Southeastern Section - 58th Annual Meeting (12-13 March 2009)

Paper No. 4
Presentation Time: 2:30 PM

HISTORICAL CHANGES OF GOULDS INLET, GEORGIA, FROM GEOSPATIAL ANALYSIS OF AERIAL PHOTOGRAPHS


PETRUCCELLI, Rochelle F., Department of Geosciences, University of West Georgia, 1601 Maple Street, Carrollton, GA 30118, JACKSON, Chester W., Department of Geology, University of Georgia, Athens, GA 30602, BUSH, David M., Department of Geosciences, University of West Georgia, Carrollton, GA 30118 and ALEXANDER, Clark, Skidaway Institute of Oceanography, 10 Ocean Science Circle, Savannah, GA 31411, rlegasp1@my.westga.edu

Goulds Inlet is a relatively small Georgia inlet running between St. Simons and Sea Islands. Typically, inlet dynamics cause adjacent shorelines to experience varying degrees of erosion and accretion as hydrographic conditions vary seasonally or at longer temporal scales. Goulds Inlet, though seemingly stable, has historically migrated south, hugging the St. Simons shoreline, allowing the Sea Island spit to follow suit, building towards the south. The relative persistence of the inlet channel against St. Simons Island creates shoreline accretion/erosion processes driven by complex linkages between the movements of the ebb channel, asymmetry of the ebb-tidal delta, and migration of the swash bars. Georectified aerial photos of the study area spanning roughly sixty years (1942-2003) were used within ArcGIS to delineate the high-water line (HWL) shoreline, ebb delta shoals, and the middle of the inlet channel and stored as shapefiles. Measurements of spatial and temporal changes of these features were performed within ArcGIS using ArcToolbox and in-house scripts. Shoreline change analyses suggest net long-term accretion along the adjacent shorelines. However, a small segment on the St. Simon's inlet shoulder was identified that has net long-term erosion (shoreline movement averaging about -1.5 m/yr). This portion of the shoreline appears to be less influenced by the ebb delta morphology and more so with the position ebb channel's thalweg and periodic advance and retreat of the Sea Island spit.

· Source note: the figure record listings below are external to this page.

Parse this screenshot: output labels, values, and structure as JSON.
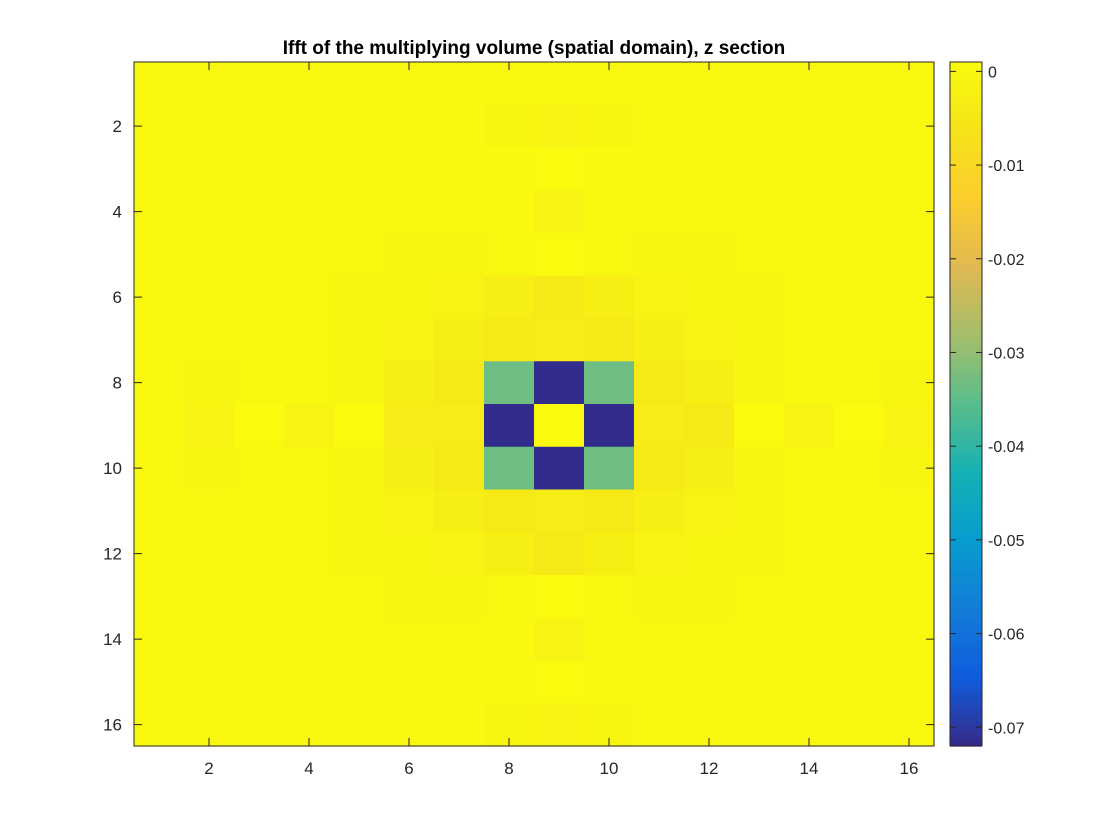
{
  "chart_data": {
    "type": "heatmap",
    "title": "Ifft of the multiplying volume (spatial domain), z section",
    "xlabel": "",
    "ylabel": "",
    "x_range": [
      0.5,
      16.5
    ],
    "y_range": [
      0.5,
      16.5
    ],
    "y_reversed": true,
    "x_ticks": [
      2,
      4,
      6,
      8,
      10,
      12,
      14,
      16
    ],
    "y_ticks": [
      2,
      4,
      6,
      8,
      10,
      12,
      14,
      16
    ],
    "colormap": "parula",
    "colorbar": {
      "range": [
        -0.072,
        0.001
      ],
      "ticks": [
        0,
        -0.01,
        -0.02,
        -0.03,
        -0.04,
        -0.05,
        -0.06,
        -0.07
      ],
      "tick_labels": [
        "0",
        "-0.01",
        "-0.02",
        "-0.03",
        "-0.04",
        "-0.05",
        "-0.06",
        "-0.07"
      ]
    },
    "grid": false,
    "values": [
      [
        0,
        0,
        0,
        0,
        0,
        0,
        0,
        0,
        0,
        0,
        0,
        0,
        0,
        0,
        0,
        0
      ],
      [
        0,
        0,
        0,
        0,
        0,
        0,
        0,
        -0.0008,
        -0.0015,
        -0.0008,
        0,
        0,
        0,
        0,
        0,
        0
      ],
      [
        0,
        0,
        0,
        0,
        0,
        0,
        -0.0003,
        0.0003,
        0.0008,
        0.0003,
        -0.0003,
        0,
        0,
        0,
        0,
        0
      ],
      [
        0,
        0,
        0,
        0,
        0,
        -0.0003,
        -0.0003,
        0,
        -0.0015,
        0,
        -0.0003,
        -0.0003,
        0,
        0,
        0,
        0
      ],
      [
        0,
        0,
        0,
        -0.0003,
        -0.0003,
        -0.0005,
        -0.0005,
        -0.0003,
        0.0008,
        -0.0003,
        -0.0008,
        -0.0005,
        -0.0003,
        -0.0003,
        0,
        0
      ],
      [
        0,
        0,
        0,
        -0.0003,
        -0.0005,
        -0.001,
        -0.0015,
        -0.0025,
        -0.0045,
        -0.0025,
        -0.0015,
        -0.001,
        -0.0005,
        -0.0003,
        0,
        0
      ],
      [
        0,
        0,
        -0.0003,
        -0.0003,
        -0.0008,
        -0.0015,
        -0.0025,
        -0.0045,
        -0.0035,
        -0.0045,
        -0.0025,
        -0.0015,
        -0.0008,
        -0.0003,
        -0.0003,
        0
      ],
      [
        0,
        -0.0008,
        -0.0003,
        -0.0003,
        -0.0005,
        -0.0025,
        -0.0045,
        -0.0335,
        -0.0715,
        -0.0335,
        -0.0045,
        -0.0025,
        -0.0005,
        -0.0003,
        -0.0003,
        -0.0008
      ],
      [
        0.0002,
        -0.0015,
        0.0008,
        -0.0015,
        0.0008,
        -0.0035,
        -0.0035,
        -0.0715,
        0.0008,
        -0.0715,
        -0.0035,
        -0.0045,
        0.0008,
        -0.0015,
        0.0008,
        -0.0015
      ],
      [
        0,
        -0.0008,
        -0.0003,
        -0.0003,
        -0.0005,
        -0.0025,
        -0.0045,
        -0.0335,
        -0.0715,
        -0.0335,
        -0.0045,
        -0.0025,
        -0.0005,
        -0.0003,
        -0.0003,
        -0.0008
      ],
      [
        0,
        0,
        -0.0003,
        -0.0003,
        -0.0008,
        -0.0015,
        -0.0025,
        -0.0045,
        -0.0035,
        -0.0045,
        -0.0025,
        -0.0015,
        -0.0008,
        -0.0003,
        -0.0003,
        0
      ],
      [
        0,
        0,
        0,
        -0.0003,
        -0.0005,
        -0.001,
        -0.0015,
        -0.0025,
        -0.0045,
        -0.0025,
        -0.0015,
        -0.001,
        -0.0005,
        -0.0003,
        0,
        0
      ],
      [
        0,
        0,
        0,
        -0.0003,
        -0.0003,
        -0.0005,
        -0.0005,
        -0.0003,
        0.0008,
        -0.0003,
        -0.0008,
        -0.0005,
        -0.0003,
        -0.0003,
        0,
        0
      ],
      [
        0,
        0,
        0,
        0,
        0,
        -0.0003,
        -0.0003,
        0,
        -0.0015,
        0,
        -0.0003,
        -0.0003,
        0,
        0,
        0,
        0
      ],
      [
        0,
        0,
        0,
        0,
        0,
        0,
        -0.0003,
        0.0003,
        0.0008,
        0.0003,
        -0.0003,
        0,
        0,
        0,
        0,
        0
      ],
      [
        0,
        0,
        0,
        0,
        0,
        0,
        0,
        -0.0008,
        -0.0015,
        -0.0008,
        0,
        0,
        0,
        0,
        0,
        0
      ]
    ]
  }
}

A few hundred meters south of this shoreline segment, net accretion is occurring along a "bulge" in the shoreline associated with inlet swash bar welding. Inspection of the aerial photos suggests the shoreline position along this region also tends to fluctuate in response to the movement/orientation of the ebb channel and changes in ebb delta symmetry (~ +1 to 7 m/yr). More aerial photos and historical maps are being added to the GIS database to better ascertain long and short-term trends.